Blowtorch Entertainment
- Company type: Private
- Industry: media, entertainment
- Founded: 2007
- Founders: Kelly Rodriques, Paul Schiff
- Defunct: 2009
- Fate: Ceased operations in 2009, revival efforts underway
- Area served: United States
- Key people: Kelly Rodriques, Paul Schiff, Alec Rodriques, Chris Madera
- Products: Movies; * Social media tools

= Blowtorch Entertainment =

Blowtorch Entertainment is a new media company that was co-founded by Kelly Rodriques and Paul Schiff (producer of My Cousin Vinny, Rushmore, and Date Movie). In November 2007, multiple Hollywood trades reported that Blowtorch Entertainment had raised significant funding to produce and distribute movies and to build a series of social media tools.

Blowtorch describes itself as "a media and entertainment company that creates, enables and distributes fun, authentic and provocative content. We go where our audience goes: online, theaters, live events and mobile."

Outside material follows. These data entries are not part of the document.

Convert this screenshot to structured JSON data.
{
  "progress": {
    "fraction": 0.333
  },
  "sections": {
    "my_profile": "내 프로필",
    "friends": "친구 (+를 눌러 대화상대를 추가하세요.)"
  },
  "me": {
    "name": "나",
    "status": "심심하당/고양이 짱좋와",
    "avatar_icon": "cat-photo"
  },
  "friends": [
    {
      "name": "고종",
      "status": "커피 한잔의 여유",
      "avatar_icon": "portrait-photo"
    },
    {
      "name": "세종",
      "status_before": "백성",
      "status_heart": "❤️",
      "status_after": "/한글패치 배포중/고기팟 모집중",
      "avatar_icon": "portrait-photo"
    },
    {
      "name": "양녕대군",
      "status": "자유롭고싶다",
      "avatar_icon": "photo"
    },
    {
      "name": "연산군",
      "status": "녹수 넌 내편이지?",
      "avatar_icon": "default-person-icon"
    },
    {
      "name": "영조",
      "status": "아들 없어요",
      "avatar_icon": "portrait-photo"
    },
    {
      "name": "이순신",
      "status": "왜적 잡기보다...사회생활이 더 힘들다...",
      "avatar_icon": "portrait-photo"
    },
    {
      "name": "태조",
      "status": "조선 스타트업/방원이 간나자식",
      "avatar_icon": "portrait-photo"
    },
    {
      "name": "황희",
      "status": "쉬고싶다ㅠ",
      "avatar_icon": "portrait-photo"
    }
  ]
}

According to The Economist, Blowtorch is "making video content for 18- to 24-year-old" and
"it will allow audiences to influence movies via the web." In the December 27, 2007 issue of Fortune, Blowtorch was featured as one of "Six Leaps of Innovation." According to Fortune, "Schiff is in charge of producing and acquiring a stable of low-budget (under $5 million) feature-length films. Rodriques's job is to build social networks around the movies, inviting 18- to 24-year-old audiences to gather online before, after, and during the film."

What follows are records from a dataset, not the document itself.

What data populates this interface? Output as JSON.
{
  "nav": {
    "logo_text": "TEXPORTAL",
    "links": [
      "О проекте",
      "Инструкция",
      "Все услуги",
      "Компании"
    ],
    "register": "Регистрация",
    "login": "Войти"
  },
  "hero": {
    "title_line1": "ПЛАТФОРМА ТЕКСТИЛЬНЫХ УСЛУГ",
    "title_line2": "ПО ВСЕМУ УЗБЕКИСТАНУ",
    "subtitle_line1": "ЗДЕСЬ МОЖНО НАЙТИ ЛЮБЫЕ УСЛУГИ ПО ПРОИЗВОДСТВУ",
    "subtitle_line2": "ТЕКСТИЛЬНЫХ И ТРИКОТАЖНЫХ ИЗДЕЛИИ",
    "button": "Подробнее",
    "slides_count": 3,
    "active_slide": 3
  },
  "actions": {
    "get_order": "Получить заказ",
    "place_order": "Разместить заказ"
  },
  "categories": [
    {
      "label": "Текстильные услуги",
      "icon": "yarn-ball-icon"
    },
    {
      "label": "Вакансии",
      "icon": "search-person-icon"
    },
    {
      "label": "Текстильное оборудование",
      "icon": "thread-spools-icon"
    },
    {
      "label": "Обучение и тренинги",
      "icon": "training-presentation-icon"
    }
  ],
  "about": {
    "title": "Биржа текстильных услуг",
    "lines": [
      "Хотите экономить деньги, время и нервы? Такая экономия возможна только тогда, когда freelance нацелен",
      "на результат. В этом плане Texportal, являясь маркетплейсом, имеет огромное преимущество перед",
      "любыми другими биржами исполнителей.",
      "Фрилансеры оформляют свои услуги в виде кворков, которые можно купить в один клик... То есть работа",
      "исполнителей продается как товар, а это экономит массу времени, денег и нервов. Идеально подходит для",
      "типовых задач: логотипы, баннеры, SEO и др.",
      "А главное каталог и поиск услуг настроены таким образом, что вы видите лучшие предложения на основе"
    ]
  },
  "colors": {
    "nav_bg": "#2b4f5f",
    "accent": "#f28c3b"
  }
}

Blowtorch Entertainment owns the rights to the film Spin, (previously titled You Are Here) starring Bijou Phillips, and is in post-production on the feature film Tenure. Tenure is a 2008 American comedy film, written and directed by Mike Million and starring Luke Wilson, Gretchen Mol, and David Koechner. The film was produced by Paul Schiff and is being released by Blowtorch as their first original production. Blowtorch will also be handling the U.S. theatrical release of the film Young People F***ing, which was initially released in Canada on June 13, 2008 and has received favorable critical reviews.
Blowtorch is setting up its own theatrical distribution network in the U.S., and the company's home-video distribution is handled by Vivendi Visual Entertainment.

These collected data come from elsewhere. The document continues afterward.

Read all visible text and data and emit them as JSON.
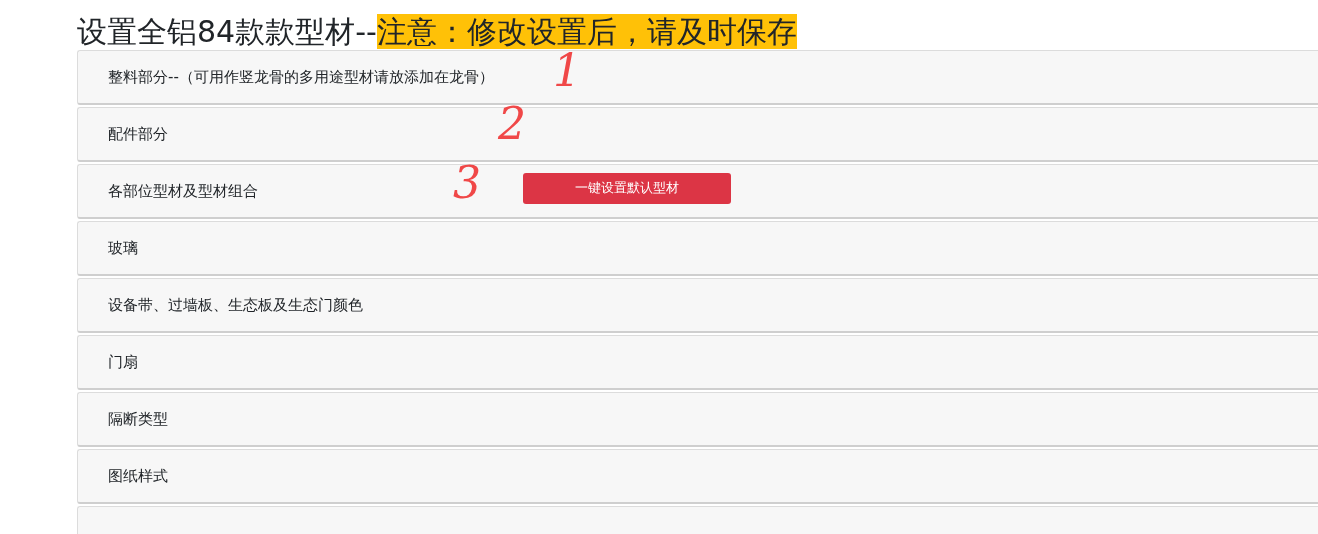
{
  "title": "设置全铝84款款型材--",
  "notice": "注意：修改设置后，请及时保存",
  "panels": [
    {
      "label": "整料部分--（可用作竖龙骨的多用途型材请放添加在龙骨）",
      "mark": "1"
    },
    {
      "label": "配件部分",
      "mark": "2"
    },
    {
      "label": "各部位型材及型材组合",
      "mark": "3",
      "button": "一键设置默认型材"
    },
    {
      "label": "玻璃"
    },
    {
      "label": "设备带、过墙板、生态板及生态门颜色"
    },
    {
      "label": "门扇"
    },
    {
      "label": "隔断类型"
    },
    {
      "label": "图纸样式"
    }
  ]
}
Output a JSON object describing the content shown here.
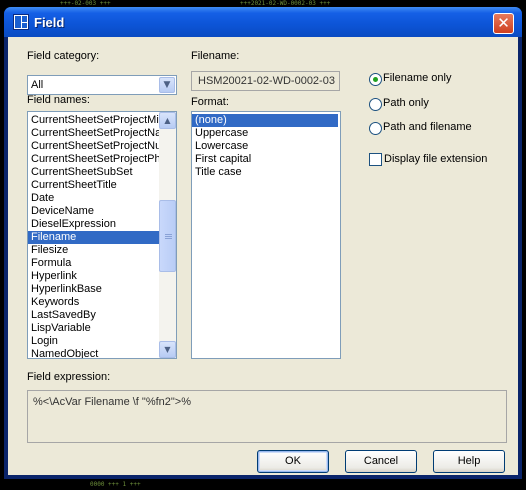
{
  "window": {
    "title": "Field",
    "close_glyph": "✕",
    "accent_color": "#0c54d6"
  },
  "field_category": {
    "label": "Field category:",
    "value": "All"
  },
  "field_names": {
    "label": "Field names:",
    "items": [
      "CurrentSheetSetProjectMil",
      "CurrentSheetSetProjectNa",
      "CurrentSheetSetProjectNu",
      "CurrentSheetSetProjectPh",
      "CurrentSheetSubSet",
      "CurrentSheetTitle",
      "Date",
      "DeviceName",
      "DieselExpression",
      "Filename",
      "Filesize",
      "Formula",
      "Hyperlink",
      "HyperlinkBase",
      "Keywords",
      "LastSavedBy",
      "LispVariable",
      "Login",
      "NamedObject"
    ],
    "selected": "Filename"
  },
  "filename": {
    "label": "Filename:",
    "value": "HSM20021-02-WD-0002-03"
  },
  "format": {
    "label": "Format:",
    "items": [
      "(none)",
      "Uppercase",
      "Lowercase",
      "First capital",
      "Title case"
    ],
    "selected": "(none)"
  },
  "options": {
    "radios": [
      {
        "label": "Filename only",
        "checked": true
      },
      {
        "label": "Path only",
        "checked": false
      },
      {
        "label": "Path and filename",
        "checked": false
      }
    ],
    "display_extension": {
      "label": "Display file extension",
      "checked": false
    }
  },
  "field_expression": {
    "label": "Field expression:",
    "value": "%<\\AcVar Filename \\f \"%fn2\">%"
  },
  "buttons": {
    "ok": "OK",
    "cancel": "Cancel",
    "help": "Help"
  },
  "icons": {
    "app": "field-app-icon",
    "close": "close-icon",
    "dropdown": "chevron-down-icon",
    "scroll_up": "arrow-up-icon",
    "scroll_down": "arrow-down-icon"
  }
}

As of July 30, 2009, Blowtorch Entertainment was all but shut down, after several of the hedge funds that invested a total of $50 million into the venture went out of business. Blowtorch Chief Executive Kelly Rodriques notes that the company's board of directors has mostly disbanded and that its search for movie deals has ceased. Most of the venture's financing came in the form of debt from undisclosed hedge funds and 90% of this money has been returned to the investors. Moving forward, Rodriques expects to pay back the remainder of the funding with proceeds from the two properties currently in development. Blowtorch does not currently have a functioning website. However, Blowtorch is currently being revived by two young film pioneers Alec Rodriques and Chris Madera. Alec Rodriques, the son of Kelly Rodriques, has taken on the company name, and in teaming up with fellow film fanatic Chris, they hope to take visual film media to the next level.